At least four candidates are taking a look at trying to succeed Rick Quinn as a Lexington County legislator after he stepped down Wednesday in a corruption probe.

Lexington Town Councilman Steve Baker, Lexington 1 School Board member Anne Marie Green, GOP activist Dino Teppara and attorney Michael Weaver are among those interested.

Each of the four confirmed they are considering a bid for the House District 69 seat that Quinn resigned from after seven years in office. Some of them may make their candidacies official as soon as Thursday.

The heavily Republican district sprawls across neighborhoods with diverse interests in West Columbia, Oak Grove, the town of Lexington, the southeast shore of Lake Murray and the St. Andrews area.

Quinn’s plea of guilty to misconduct in office promises to make ethics a major theme in the upcoming contest instead of the traditional emphasis on road improvements because traffic congestion is a major headache, some community leaders said.

Lexington Mayor Steve MacDougall said “people are fed up with this umbrella of corruption.” Greater Lexington Chamber of Commerce president Otis Rawl agreed that candidates’ integrity will be “a big point” in the race.

Quinn is the second major county leader to leave office for misconduct in the past two years, following former sheriff James Metts. Former Lexington town councilman Danny Frazier also stepped down after assisting prosecutors in the Metts investigation.

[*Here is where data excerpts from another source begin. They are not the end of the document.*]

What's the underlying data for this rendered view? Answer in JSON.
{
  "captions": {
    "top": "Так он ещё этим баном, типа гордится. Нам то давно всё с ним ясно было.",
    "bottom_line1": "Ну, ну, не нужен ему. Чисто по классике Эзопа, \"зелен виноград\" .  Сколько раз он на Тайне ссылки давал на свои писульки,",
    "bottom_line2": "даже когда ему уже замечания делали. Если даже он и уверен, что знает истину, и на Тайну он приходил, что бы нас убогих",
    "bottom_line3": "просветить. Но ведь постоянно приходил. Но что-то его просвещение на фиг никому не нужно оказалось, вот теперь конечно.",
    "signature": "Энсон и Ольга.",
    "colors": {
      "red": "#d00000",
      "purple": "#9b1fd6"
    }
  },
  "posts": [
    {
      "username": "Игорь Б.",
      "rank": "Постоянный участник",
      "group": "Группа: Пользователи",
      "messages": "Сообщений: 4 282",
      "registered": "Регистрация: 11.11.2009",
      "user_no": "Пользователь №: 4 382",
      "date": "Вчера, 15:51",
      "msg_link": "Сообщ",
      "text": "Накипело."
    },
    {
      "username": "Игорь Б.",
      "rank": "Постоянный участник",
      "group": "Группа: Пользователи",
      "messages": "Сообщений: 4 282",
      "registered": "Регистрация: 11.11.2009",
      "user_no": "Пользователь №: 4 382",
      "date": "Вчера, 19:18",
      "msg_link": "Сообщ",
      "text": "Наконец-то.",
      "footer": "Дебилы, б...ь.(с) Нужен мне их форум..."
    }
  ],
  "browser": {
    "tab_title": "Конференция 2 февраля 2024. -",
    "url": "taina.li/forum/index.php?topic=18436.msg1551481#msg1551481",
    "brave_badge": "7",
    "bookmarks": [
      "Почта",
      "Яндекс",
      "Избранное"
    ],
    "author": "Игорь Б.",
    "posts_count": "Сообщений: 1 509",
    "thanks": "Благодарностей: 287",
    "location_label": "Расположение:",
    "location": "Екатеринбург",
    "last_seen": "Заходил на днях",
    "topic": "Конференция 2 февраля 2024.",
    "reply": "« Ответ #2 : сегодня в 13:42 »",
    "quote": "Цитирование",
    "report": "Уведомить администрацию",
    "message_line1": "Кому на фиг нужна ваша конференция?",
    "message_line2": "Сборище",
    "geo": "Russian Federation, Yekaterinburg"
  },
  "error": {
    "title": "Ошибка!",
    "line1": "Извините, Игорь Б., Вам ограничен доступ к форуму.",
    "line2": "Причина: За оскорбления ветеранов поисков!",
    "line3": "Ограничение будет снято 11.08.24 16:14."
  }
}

Quinn, who lives in Lexington, on Wednesday gave up a post he first won in a GOP primary battle in 2010. He revived his political career then after serving as a lawmaker from the Ballentine area for 16 years before a re-election defeat in 2004.

Voters will go to the polls May 1 to pick Quinn’s successor to serve the remainder of his term through 2018.

Primary elections leading up to that May vote will take place Feb. 27, with a run-off March 13 if necessary, county election officials said.